Zig the N.g ziggerjoe at
Thu Mar 12 16:02:58 PDT 2020

On Thu, Mar 12, 2020 at 07:16:45PM +0000, jim bell wrote:
>  Jim Bell's comments interspersed:
>     On Thursday, March 12, 2020, 02:42:08 AM PDT, grarpamp <grarpamp at> wrote:
> >Open Hardware scanning laser rangefinder based on Time-of-Flight
> principle.

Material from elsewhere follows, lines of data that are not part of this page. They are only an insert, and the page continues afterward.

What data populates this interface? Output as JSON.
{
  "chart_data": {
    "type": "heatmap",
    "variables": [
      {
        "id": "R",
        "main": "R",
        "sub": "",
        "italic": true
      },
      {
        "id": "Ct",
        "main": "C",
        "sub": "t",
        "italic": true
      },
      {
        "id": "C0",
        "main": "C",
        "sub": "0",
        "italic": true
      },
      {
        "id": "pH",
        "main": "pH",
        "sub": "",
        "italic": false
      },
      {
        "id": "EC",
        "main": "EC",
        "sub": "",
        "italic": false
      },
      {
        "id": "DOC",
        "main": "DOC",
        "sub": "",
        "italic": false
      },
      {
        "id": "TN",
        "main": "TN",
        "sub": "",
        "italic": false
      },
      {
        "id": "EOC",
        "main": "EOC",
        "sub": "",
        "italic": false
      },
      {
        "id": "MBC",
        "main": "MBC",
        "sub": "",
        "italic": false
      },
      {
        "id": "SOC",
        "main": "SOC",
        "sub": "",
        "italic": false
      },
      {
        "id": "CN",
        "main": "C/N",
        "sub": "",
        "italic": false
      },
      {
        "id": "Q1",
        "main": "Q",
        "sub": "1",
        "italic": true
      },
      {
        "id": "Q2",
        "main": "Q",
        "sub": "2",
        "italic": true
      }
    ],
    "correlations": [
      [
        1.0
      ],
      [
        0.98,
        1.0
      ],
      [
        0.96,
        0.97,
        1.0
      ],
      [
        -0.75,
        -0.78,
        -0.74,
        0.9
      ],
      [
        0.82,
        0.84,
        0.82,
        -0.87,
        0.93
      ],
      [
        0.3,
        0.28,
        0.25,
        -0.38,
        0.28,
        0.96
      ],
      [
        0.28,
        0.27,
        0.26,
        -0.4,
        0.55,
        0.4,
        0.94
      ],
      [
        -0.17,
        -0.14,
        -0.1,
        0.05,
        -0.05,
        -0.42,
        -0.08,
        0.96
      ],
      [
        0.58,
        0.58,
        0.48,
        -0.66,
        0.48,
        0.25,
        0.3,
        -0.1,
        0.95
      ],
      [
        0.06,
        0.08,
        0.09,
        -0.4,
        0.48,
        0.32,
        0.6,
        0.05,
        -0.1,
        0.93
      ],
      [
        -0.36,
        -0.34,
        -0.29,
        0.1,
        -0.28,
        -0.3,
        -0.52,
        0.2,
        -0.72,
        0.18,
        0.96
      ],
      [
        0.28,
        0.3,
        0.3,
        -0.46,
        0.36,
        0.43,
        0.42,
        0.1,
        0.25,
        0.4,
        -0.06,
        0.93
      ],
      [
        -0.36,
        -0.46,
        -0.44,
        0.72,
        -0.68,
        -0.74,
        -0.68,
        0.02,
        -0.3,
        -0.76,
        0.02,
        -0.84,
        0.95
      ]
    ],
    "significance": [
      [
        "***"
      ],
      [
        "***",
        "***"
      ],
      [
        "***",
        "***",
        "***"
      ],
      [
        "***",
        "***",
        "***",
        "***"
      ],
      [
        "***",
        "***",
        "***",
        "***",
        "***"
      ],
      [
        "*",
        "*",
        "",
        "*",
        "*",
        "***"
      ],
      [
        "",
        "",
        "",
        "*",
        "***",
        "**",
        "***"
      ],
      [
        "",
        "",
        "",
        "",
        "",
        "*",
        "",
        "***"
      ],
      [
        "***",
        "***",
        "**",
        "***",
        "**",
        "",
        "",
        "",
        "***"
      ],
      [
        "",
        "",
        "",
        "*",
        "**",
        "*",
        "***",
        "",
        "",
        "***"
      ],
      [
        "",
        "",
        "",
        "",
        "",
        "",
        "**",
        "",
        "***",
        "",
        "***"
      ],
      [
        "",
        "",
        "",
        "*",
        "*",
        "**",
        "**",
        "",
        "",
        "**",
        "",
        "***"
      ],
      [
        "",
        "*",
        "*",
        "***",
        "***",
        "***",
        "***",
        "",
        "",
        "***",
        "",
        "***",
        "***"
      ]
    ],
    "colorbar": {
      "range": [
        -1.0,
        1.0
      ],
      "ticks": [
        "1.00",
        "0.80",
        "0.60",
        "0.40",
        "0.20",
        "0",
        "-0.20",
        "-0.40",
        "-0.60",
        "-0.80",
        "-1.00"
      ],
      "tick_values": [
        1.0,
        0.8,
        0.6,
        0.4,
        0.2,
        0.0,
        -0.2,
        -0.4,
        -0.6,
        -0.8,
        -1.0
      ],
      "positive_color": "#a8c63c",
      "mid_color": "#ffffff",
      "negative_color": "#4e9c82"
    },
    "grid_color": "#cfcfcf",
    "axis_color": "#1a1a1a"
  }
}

No standalone laser rangefinder modules were used in this
> LIDAR, so its schematic and firmware are fully open.
> For a few years, I have been following the Bosch laser distance measuring unit that has been sold in Home Depot stores.
> And there appear to be a few other manufacturers as well. (I can remember, back in the mid-1980's, when ultrasonic rangefinders seemed neat.)
> One thing I wonder is how much of a 'hard limit' the maximum range is.  Optical rangefinders tend to be rather strongly limited by the reflectivity of the target.  One way to drastically increase that range is to use a 'corner-cube' reflector, most often seen as a super-reflective molded plastic module often used on or near roadways, or on the back and sides of a car.  Such reflectors have the useful characteristic that they send a great deal of the incident light back in the direction form which it came.  Do a little research in a parking lot at night with a flashlight, and you will find the retro-reflectors.   They are called a "cooperative target".  They can increase the returned signal by a factor of 100's, or even 1000's.  
> So, I wonder if those short-range rangefinders could operate with much-longer distances if they were used with a retro-reflector?  

No chance.  Politicians might get in the way.

> It is quite possible that my isotopic dielectric invention will greatly improve performance in the area of resisting rowhammer.  One major figure-of-merit in the DRAM chip design is the ratio of the bit-cell capacitance to the bit-line capacitance:  bigger is better.  The way a DRAM bit line works is that it is connected many hundreds of bit-cells, gated by row-address lines.  Initially, the bit line is fully charged, and then the row address is turned on, shorting the specific bit-cell to the bit-line.
>   There may be many hundreds of bit-cells potentially connected to a given bit-line, but of course only one at a time.  So, if the bitline is charged to, say, 3.0 volts, and the bit-cell is also charged to 3 volts, doing that connection changes little.  But if the bit-cell is charged to 0 volts, doing that connection drops the bit-line voltage slightly.  This voltage difference is amplified during the read cycle, and then written back into the cell at the end of the cycle,
> What is needed is an increase in capacitance of the bit-cell, and a decrease in the capacitance of the bit-line.  My invention can do both.

I thought that invention was supposed to be applicable to fibre-optic cable extrusion somehow.  Can you explain how your invention can be applied to the semi-conductor fabrication process on an IC (which I understand only extremely minimally as layers of materials, at least one layer of some sort of silicon and another layer of some sort of conductor, and using acid or lasers to etch away a pattern in the top layer.